В январе 1837 года он выступил с лекцией перед Спрингфилдским лицеем на тему «Увековечение наших свободных институтов». Как простая декламация, она не имеет себе равных в анналах Запада. Хотя она была произнесена в середине зимы, она наполнена особым красноречием самого пылкого Четвертого июля.

«В великом журнале событий, — начал оратор, — происходящих под солнцем, мы, американский народ, находим наш счет, ведущийся с девятнадцатого века христианской эры. Мы находим себя в мирном владении прекраснейшей частью земли, если говорить о размерах территории, плодородии почвы и целебности климата. Мы находим себя под управлением системы политических институтов, ведущих к целям гражданской и религиозной свободы более существенно, чем любые из тех, о которых нам повествует история прежних времен. Мы, вступая на сцену существования, обнаружили себя законными наследниками этих фундаментальных благ. Мы не трудились над их приобретением или установлением: они — наследие, завещанное нам некогда выносливой, храброй и патриотичной, но ныне оплакиваемой и ушедшей расой предков. Их задачей было (и они благородно ее выполнили) завладеть этой благодатной землей для себя и через себя — для нас, и воздвигнуть на ее холмах и долинах политическое здание свободы и равных прав: наша задача — лишь передать их — первые неоскверненными ногой захватчика, вторые — нетронутыми течением времени и нерастерзанными узурпацией — до последнего поколения, которое судьба позволит узнать миру. Эта задача, благодарность нашим отцам, справедливость к самим себе, долг перед потомством — все повелительно требует от нас верного исполнения».

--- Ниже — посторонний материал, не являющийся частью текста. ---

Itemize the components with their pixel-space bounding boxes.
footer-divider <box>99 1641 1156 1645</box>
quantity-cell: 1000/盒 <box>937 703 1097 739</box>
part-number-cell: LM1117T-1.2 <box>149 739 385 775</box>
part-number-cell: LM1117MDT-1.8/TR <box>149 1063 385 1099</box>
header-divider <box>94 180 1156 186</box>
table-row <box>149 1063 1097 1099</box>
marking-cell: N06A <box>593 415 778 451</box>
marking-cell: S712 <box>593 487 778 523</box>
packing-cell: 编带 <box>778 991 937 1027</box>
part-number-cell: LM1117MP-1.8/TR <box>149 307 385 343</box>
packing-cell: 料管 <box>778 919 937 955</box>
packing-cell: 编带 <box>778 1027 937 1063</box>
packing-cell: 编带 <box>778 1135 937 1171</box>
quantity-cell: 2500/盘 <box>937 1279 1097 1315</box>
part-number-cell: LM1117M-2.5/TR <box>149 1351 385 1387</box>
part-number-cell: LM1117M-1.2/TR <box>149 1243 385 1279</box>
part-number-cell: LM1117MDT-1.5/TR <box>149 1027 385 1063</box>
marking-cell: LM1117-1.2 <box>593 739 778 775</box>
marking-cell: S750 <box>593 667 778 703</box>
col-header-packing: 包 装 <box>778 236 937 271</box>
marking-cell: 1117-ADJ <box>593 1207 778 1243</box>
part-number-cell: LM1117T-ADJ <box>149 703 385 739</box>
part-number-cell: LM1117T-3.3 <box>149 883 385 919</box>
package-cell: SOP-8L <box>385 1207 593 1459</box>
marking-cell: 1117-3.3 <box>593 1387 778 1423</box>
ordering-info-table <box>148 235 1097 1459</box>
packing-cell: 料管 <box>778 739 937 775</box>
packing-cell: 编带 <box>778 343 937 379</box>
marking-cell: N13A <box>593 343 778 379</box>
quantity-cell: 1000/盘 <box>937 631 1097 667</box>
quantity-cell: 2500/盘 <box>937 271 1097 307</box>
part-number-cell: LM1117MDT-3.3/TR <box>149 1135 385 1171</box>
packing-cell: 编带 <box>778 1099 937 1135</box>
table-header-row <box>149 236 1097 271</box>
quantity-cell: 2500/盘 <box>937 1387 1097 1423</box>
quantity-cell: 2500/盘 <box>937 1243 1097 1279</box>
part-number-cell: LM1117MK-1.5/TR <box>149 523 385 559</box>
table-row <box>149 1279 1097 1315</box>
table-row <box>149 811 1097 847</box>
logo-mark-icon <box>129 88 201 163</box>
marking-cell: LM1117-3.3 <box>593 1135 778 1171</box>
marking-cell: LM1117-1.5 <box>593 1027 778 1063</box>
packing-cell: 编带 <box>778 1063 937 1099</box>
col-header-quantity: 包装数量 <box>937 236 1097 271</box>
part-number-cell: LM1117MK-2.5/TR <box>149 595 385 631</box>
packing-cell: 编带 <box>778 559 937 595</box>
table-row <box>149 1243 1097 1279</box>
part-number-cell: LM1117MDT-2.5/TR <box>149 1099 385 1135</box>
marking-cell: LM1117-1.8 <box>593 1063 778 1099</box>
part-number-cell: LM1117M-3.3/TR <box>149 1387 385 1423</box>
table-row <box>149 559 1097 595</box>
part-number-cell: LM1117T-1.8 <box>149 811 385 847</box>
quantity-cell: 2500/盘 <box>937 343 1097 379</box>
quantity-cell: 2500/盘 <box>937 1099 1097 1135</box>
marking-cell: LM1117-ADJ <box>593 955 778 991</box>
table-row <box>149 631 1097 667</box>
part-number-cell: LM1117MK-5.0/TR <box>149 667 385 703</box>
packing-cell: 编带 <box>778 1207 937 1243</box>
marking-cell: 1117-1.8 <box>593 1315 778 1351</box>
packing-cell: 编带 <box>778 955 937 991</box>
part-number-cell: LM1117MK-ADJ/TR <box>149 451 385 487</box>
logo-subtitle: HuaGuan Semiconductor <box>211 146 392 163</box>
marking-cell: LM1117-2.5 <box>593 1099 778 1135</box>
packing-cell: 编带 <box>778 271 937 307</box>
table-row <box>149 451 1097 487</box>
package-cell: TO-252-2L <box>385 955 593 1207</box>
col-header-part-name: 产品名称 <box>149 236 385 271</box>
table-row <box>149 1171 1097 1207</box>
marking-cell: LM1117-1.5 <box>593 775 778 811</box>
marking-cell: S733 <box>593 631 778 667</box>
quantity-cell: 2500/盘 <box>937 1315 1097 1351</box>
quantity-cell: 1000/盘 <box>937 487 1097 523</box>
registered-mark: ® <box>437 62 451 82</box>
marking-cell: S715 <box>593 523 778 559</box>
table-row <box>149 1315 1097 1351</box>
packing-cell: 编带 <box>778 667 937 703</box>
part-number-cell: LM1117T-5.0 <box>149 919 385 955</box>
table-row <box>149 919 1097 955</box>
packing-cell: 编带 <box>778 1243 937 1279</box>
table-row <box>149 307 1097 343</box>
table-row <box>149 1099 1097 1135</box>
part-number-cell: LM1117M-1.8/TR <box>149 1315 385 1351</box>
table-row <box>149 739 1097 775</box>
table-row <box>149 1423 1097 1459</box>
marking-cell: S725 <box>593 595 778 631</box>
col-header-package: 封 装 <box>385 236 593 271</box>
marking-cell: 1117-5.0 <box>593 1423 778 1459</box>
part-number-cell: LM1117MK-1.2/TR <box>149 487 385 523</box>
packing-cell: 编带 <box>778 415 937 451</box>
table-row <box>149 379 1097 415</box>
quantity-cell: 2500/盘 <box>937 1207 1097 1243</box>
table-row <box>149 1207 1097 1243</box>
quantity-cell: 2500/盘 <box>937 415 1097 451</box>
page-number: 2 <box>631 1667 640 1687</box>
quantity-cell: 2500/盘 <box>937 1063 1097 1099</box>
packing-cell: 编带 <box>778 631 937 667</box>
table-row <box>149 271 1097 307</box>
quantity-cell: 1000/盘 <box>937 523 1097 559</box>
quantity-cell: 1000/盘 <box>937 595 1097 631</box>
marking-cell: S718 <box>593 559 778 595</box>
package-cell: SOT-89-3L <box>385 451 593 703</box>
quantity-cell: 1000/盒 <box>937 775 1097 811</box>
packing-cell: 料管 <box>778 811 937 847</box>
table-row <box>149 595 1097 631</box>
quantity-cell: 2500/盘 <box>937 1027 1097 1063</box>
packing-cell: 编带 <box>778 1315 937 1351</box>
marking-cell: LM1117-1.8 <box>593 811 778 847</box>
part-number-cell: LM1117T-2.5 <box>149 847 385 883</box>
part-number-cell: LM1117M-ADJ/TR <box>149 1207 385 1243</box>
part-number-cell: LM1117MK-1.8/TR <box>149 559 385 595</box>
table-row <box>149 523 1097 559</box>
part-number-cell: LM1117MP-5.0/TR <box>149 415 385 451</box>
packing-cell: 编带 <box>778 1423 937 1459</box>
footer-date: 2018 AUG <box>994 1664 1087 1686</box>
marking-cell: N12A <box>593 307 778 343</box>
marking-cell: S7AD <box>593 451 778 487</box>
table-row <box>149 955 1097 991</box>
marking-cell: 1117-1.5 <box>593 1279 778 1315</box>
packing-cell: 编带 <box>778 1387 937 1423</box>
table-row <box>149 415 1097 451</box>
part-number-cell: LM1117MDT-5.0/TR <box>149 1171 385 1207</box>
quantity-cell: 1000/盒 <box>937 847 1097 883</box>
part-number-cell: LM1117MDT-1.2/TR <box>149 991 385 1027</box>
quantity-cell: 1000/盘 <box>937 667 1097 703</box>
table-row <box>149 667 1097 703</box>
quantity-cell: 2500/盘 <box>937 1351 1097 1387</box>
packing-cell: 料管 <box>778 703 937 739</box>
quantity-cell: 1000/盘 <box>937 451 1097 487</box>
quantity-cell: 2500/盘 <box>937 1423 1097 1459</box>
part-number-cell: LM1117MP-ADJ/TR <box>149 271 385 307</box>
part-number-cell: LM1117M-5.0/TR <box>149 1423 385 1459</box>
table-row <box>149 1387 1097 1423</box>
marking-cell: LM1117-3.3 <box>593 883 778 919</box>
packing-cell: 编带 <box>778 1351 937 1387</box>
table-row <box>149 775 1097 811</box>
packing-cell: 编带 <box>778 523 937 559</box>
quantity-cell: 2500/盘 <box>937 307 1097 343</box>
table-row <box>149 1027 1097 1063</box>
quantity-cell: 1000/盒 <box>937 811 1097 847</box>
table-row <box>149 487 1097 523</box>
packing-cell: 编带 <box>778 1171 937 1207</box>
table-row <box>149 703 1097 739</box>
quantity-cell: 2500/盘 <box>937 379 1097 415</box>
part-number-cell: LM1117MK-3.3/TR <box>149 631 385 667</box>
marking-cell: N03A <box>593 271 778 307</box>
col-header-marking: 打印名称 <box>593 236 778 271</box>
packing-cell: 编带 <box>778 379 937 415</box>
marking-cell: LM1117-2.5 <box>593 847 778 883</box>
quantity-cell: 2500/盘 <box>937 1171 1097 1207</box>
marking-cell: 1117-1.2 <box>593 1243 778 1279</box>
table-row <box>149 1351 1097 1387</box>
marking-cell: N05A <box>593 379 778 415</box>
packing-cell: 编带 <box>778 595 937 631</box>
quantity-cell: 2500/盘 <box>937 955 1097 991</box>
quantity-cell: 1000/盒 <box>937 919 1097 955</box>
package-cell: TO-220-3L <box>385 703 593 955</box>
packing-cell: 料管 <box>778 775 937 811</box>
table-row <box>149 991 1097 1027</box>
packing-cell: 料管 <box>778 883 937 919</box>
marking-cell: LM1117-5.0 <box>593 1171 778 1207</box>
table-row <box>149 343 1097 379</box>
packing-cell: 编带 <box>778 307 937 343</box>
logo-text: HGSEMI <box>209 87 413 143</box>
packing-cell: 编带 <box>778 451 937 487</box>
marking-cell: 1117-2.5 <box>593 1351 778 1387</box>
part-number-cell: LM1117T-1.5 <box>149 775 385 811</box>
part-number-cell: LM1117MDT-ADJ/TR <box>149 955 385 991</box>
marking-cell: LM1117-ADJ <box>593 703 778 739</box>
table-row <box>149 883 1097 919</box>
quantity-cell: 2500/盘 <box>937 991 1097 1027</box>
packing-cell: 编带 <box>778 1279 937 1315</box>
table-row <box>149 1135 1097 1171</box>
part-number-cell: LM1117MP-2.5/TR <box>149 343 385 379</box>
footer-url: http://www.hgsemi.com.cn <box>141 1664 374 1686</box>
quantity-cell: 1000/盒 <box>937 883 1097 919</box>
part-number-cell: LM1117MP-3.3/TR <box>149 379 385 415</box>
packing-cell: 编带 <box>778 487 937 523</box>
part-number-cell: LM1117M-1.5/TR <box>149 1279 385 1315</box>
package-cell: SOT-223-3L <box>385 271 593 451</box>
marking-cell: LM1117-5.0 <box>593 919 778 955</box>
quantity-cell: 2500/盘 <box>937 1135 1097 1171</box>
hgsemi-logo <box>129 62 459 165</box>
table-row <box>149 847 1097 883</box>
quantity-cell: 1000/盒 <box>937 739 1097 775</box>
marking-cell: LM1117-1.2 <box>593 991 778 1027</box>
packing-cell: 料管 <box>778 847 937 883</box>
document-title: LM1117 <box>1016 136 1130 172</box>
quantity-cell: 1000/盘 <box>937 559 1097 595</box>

«Как же тогда мы должны ее выполнить? В какой точке мы должны ожидать приближения опасности? Должны ли мы ожидать, что какой-нибудь заокеанский военный гигант перешагнет океан и сокрушит нас одним ударом? Никогда! Все армии Европы, Азии и Африки вместе взятые, со всеми сокровищами земли (кроме наших собственных) в своей военной казне, с Бонапартом в качестве командующего, не смогли бы силой заставить нас испить из Огайо или оставить след на Голубом хребте, даже если бы пытались тысячу лет!»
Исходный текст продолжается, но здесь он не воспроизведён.